• Sat. Jul 20th, 2024

SSP support software a success

ByClarion Staff

Apr 9, 2012

More than 10 years of research and development have gone into Sinclair Community College’s soon-to-be open source software project: Student Success Plan (SSP).
SSP is used across campus for recordkeeping, counseling, self-help and intervention for students needing help with completing their goals. Participating students have been identified as “at-risk” of being unlikely to complete college. Among Sinclair students participating in SSP are those who test into developmental courses in two or more subjects, students with documented disabilities, displaced workers, high school students, distance learning students and others.
The SSP software, developed in collaboration with Student Services, allows staff, faculty and the student to list the student’s goals and record challenges they are facing. Working from that, action plans and reports are made to lead the student toward success while the student’s progress is managed. Information entered into SSP is shared across departments but can be controlled, explained Russ Little, manager of Sinclair’s Web Systems, Sinclair graduate and employee for more than 17 years.
“If you’re an academic advisor and the student has a disability, but you don’t have a need to know, then you simply won’t know,” said Little.
The program received $1.825 million across five years from a U.S. Department of Education Title III grant, which funded its research and development.
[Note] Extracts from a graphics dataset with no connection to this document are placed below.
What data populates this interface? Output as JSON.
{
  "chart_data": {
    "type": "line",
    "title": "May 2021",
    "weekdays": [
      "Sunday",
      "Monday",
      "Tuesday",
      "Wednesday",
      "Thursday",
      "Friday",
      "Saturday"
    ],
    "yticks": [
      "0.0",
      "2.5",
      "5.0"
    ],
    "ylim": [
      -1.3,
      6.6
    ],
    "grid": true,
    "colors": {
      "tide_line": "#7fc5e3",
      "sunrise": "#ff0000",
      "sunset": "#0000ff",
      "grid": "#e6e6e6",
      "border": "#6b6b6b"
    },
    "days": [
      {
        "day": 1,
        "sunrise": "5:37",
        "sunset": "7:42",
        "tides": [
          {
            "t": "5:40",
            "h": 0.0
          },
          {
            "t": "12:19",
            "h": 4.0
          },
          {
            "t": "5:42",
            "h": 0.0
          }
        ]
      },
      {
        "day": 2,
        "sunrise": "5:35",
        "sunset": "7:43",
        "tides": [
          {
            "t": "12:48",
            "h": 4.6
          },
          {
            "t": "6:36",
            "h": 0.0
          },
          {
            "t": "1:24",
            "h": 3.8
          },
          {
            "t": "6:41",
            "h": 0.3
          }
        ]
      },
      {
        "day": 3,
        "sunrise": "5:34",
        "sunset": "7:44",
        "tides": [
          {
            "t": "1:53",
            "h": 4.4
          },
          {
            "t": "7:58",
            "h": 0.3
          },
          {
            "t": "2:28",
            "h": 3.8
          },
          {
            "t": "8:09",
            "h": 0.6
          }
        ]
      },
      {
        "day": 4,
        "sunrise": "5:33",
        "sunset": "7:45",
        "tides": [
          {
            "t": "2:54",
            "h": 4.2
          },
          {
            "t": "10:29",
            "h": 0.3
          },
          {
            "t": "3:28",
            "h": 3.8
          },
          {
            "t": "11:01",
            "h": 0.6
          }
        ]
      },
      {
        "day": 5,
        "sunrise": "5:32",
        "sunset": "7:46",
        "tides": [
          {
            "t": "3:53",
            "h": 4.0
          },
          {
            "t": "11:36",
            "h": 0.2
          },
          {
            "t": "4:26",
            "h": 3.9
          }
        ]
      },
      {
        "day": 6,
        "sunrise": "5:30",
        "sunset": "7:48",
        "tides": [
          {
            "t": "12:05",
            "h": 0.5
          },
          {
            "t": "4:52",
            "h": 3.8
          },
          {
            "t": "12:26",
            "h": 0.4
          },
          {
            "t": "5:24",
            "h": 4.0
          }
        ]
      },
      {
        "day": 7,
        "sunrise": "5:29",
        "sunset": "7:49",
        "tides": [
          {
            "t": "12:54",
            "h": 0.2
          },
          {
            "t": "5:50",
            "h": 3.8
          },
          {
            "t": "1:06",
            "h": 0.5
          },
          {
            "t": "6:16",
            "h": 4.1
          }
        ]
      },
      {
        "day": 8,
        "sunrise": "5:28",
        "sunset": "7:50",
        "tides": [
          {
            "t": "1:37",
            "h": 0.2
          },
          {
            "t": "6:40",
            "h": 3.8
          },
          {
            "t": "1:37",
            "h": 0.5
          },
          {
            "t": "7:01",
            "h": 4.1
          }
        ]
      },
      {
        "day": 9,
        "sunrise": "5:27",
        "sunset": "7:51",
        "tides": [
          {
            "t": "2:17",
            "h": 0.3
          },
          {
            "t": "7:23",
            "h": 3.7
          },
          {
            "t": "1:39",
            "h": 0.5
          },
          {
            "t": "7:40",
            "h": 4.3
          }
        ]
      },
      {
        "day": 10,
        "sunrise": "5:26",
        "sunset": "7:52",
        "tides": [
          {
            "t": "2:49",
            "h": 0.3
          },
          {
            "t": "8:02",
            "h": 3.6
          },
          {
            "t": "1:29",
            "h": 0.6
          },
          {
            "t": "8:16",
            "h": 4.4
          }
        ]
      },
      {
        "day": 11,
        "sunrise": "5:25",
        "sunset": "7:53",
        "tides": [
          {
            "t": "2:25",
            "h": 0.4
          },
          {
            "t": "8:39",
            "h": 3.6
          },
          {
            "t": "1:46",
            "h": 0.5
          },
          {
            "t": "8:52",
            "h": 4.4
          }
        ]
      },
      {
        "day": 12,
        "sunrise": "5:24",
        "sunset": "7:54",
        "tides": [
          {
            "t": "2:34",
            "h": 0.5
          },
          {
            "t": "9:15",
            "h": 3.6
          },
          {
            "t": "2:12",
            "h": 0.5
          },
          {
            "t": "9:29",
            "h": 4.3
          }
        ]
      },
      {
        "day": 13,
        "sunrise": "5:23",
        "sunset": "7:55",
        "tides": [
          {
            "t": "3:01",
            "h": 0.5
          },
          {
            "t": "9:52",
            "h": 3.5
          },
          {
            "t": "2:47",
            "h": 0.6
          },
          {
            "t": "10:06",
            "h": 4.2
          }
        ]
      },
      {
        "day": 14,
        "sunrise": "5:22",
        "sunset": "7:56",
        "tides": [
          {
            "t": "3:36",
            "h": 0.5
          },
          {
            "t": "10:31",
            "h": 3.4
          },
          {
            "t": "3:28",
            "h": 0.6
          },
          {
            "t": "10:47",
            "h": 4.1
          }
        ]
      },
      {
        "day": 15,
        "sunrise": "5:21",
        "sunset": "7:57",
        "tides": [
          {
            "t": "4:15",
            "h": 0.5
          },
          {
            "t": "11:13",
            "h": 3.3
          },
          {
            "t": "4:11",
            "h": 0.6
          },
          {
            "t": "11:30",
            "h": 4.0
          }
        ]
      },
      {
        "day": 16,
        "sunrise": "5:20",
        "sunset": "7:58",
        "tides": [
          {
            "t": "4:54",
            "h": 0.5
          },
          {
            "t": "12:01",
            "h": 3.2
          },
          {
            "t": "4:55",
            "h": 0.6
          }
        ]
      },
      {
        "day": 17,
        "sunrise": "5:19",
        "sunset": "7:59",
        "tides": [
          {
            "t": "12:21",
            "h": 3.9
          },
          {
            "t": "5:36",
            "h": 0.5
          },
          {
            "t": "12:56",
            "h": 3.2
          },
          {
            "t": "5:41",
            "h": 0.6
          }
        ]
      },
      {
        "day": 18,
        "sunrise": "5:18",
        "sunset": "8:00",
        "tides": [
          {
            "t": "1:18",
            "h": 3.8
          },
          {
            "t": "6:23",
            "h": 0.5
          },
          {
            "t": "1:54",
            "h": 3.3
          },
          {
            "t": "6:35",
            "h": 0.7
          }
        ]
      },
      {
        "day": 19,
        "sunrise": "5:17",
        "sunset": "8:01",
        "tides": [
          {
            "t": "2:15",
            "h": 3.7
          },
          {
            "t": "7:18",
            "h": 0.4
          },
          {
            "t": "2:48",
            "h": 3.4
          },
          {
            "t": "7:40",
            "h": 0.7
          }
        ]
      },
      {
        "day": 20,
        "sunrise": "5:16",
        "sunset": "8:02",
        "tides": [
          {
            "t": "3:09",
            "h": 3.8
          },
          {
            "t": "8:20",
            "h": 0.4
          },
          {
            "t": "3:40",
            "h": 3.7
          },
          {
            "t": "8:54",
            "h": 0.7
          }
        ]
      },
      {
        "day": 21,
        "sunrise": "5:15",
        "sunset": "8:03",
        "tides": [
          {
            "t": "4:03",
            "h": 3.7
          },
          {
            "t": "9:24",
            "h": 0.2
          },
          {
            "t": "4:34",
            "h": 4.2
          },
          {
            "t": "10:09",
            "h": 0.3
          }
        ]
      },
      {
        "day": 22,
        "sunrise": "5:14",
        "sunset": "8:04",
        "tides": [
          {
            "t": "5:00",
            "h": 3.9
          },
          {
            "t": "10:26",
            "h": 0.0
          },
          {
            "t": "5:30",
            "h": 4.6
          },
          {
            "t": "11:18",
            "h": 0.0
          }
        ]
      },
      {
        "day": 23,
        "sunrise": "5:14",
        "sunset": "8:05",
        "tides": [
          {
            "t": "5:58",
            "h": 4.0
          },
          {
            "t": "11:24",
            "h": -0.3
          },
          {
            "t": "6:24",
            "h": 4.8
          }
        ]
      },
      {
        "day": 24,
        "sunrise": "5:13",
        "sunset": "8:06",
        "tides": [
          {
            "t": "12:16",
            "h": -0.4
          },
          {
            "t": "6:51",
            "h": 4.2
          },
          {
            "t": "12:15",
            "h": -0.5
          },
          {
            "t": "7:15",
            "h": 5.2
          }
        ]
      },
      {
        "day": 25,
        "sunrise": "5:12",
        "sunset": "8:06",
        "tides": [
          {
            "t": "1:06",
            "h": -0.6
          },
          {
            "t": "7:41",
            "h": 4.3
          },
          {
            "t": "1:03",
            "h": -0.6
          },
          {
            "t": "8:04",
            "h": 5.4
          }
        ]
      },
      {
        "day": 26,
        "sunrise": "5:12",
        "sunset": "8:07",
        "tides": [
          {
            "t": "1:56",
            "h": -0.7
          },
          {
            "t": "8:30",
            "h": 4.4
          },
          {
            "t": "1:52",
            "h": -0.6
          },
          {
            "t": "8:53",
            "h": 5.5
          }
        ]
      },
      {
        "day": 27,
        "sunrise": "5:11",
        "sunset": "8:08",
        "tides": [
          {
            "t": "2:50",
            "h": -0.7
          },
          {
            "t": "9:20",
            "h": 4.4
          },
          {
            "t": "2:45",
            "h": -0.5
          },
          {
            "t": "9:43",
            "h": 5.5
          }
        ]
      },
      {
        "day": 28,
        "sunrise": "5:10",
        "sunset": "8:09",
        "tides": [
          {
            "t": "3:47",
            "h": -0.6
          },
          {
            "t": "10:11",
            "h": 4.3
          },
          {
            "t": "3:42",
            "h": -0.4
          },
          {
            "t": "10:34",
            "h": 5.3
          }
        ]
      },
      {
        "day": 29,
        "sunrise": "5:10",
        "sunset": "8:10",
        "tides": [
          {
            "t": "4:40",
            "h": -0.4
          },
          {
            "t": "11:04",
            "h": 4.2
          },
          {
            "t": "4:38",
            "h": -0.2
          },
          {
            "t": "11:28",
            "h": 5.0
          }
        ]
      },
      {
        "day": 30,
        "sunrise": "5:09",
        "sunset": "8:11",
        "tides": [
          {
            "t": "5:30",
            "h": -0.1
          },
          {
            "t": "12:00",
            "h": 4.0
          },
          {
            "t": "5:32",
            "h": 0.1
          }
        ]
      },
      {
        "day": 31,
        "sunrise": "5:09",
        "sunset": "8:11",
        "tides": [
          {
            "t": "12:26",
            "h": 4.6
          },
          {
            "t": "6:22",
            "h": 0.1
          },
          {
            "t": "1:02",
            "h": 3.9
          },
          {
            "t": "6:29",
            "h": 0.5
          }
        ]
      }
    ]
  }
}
The SSP project received an additional $250,000 grant from Next Generation Learning Challenge, in 2011, funding a transition of the software from its current form to open source.
“Software is not magic; people are the magic. Software is enabling,” Little said, during a teleconference and online presentation of SSP to representatives of Michigan’s Lansing Community College. According to Little’s presentation, five other colleges are using Sinclair’s SSP software, which has won 11 national awards since 2004, and has served over 35,000 students. More than 10 schools are reviewing it for use, including Lansing.
Between fall 2010 and winter 2011, Sinclair students that qualified and participated in pathways to completion coaching through SSP experienced a “quarter to quarter” retention rate that was 37 percent higher than qualified non-participating students, and 26 percent higher than students not considered “at-risk,” according to SSP presentation data. SSP participants from 2005 to 2011 were five times more likely to graduate within six years.
Sinclair’s rate for first-time, full-time students receiving their degree within three years of enrollment was 9 percent in 2011, according to Complete College America, a national nonprofit specializing in state-level college completion statistics.
Their data for 2011, from the U.S. Department of Education, shows that across Ohio 9.4 percent of full-time students received an associate degree within three years, and 16.5 percent of them finished the degree in four years.
“Most people need a systemic counseling,” said Little. Unlike Sinclair’s current approach to academic advising, where a dedicated advisor isn’t necessarily guaranteed, current SSP participants, “are assigned to an individual, so that the assigned person is accountable for that student.”
Little’s future plans for SSP include possibly implementing it for Sinclair Honors students, integrating it with My Academic Plan (MAP) and discovering ways to leverage SSP in helping connect students to their career field sooner.
The My Guide to Planning Success (GPS) component of SSP can be found online at resources.sinclair.edu.